In Athens on Monday 23 November 2015, at 09:00, at the Hotel 'PRESIDENT', 44, Kifisias Avenue, the Extraordinary General Meeting of its shareholders was held following the 29th November 2015 notice of the Board of Directors. 19 shareholders, holding 7.704.932 shares, participated who accounted for 77,049% of the share capital and the vote rights of the Company.

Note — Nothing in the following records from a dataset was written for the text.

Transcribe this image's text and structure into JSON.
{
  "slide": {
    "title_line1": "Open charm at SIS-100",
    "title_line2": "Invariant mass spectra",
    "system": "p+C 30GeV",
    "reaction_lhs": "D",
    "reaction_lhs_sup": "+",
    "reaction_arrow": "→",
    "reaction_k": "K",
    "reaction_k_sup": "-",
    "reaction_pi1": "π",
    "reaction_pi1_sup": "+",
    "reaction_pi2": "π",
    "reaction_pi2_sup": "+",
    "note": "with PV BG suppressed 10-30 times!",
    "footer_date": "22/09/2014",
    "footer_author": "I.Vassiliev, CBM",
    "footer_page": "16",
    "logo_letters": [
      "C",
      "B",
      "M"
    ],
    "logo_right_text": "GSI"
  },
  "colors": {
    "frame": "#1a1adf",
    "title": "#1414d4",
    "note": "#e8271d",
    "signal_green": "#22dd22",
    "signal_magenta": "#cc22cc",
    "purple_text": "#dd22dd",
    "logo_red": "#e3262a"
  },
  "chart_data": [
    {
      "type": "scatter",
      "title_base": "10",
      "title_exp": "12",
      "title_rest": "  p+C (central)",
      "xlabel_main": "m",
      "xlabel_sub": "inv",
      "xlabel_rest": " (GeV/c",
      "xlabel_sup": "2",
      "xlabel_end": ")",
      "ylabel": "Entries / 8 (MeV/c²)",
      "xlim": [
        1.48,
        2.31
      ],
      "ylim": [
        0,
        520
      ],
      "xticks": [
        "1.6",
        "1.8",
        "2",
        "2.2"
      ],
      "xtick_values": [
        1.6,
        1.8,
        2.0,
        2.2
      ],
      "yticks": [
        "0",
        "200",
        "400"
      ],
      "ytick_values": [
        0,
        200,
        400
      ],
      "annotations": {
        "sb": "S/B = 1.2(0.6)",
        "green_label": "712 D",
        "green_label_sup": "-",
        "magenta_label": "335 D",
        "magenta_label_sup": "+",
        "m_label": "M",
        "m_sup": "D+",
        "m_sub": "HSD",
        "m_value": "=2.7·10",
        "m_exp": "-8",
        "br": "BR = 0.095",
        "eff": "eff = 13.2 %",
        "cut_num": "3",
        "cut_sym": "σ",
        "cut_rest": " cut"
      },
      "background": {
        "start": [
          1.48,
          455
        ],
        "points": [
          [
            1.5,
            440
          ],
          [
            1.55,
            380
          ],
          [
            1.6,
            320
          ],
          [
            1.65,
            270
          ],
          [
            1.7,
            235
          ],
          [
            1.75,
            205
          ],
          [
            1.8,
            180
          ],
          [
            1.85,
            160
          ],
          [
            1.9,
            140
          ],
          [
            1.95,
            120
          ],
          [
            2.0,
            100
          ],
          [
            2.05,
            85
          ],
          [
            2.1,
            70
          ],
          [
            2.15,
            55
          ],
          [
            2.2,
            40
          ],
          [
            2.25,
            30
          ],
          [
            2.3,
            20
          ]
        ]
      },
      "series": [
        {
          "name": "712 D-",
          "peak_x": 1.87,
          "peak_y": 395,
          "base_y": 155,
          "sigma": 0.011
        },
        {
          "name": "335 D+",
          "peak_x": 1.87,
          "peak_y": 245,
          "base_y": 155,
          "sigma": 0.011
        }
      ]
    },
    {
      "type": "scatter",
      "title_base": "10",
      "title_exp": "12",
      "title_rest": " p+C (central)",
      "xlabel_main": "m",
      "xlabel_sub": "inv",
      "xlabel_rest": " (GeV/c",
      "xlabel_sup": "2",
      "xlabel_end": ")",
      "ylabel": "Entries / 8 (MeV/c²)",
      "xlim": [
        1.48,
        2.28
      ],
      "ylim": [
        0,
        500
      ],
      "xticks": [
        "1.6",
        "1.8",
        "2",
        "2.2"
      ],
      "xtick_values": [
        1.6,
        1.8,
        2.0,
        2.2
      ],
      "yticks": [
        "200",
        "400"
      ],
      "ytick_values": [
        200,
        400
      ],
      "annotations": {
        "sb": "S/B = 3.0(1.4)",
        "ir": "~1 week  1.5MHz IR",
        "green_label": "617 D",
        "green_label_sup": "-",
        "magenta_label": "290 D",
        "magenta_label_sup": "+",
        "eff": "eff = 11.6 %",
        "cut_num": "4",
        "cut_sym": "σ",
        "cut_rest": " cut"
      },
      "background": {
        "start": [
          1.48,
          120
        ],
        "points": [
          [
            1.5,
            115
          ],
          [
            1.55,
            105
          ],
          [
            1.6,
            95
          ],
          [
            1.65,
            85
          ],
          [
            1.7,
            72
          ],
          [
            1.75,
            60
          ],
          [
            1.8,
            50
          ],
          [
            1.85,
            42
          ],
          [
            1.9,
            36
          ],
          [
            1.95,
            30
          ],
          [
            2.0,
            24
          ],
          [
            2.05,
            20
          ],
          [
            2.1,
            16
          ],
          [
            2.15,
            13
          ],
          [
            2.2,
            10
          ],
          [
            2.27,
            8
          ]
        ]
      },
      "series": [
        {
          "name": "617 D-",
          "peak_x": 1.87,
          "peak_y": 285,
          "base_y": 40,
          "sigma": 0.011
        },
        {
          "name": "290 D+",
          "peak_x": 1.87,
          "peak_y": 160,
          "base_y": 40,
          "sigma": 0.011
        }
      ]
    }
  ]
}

The items on the agenda discussed and the decisions made are shown below:


Item 1: They unanimously approved of a) the dated 14/10/2015 Draft Merger Agreement by absorption of the public limited company 'PANELCO S.A. - METAL COMPOSITE PANELS & CONSTRUCTION ELEMENTS' with GCR 4352001000 from the public limited company 'SIDMA

S.A. - STEEL PRODUCTS' with GCR 361801000, b) the Explanatory Report of the Board of Directors on the aforementioned Draft Merger Agreement, drawn up on the basis of article 69 para. 4 of CL 2190/1920 and article 4.1.4.1.3 of the Athens Stock Exchange Regulation, c) the report of the auditing firm Grant Thornton for the declaration and certification of the accounting value of assets and liabilities of the Merging Companies, d) the report of the auditing firm 'PKF Euroauditing S.A.' for the valuation of the Merging Companies and the opinion on the fairness and reasonableness of the proposed exchange ratio of shares of the Merging Companies, in accordance with paragraph

4.1.4.1.3 of the Athens Stock Exchange Regulation, e) the merger of the above public limited companies.


Item 2: The Meeting approved, by 100%of the attending parties, the increase of the Company's share capital due to the absorption of 'PANELCO S.A. - METAL COMPOSITE PANELS & CONSTRUCTION ELEMENTS' and due to capitalisation of reserves and the issue of new shares and amending article 5 of the Company's statute about capital.


Item 3: Following proposal of the Chairman, the Meeting unanimously approved, by 100% of the attending parties, the authorization, to sign any document relating to the merger, of Mr. Michalis Samonas, to settle at its own discretion, any non -integer rights that may arise, following the exchange of shares.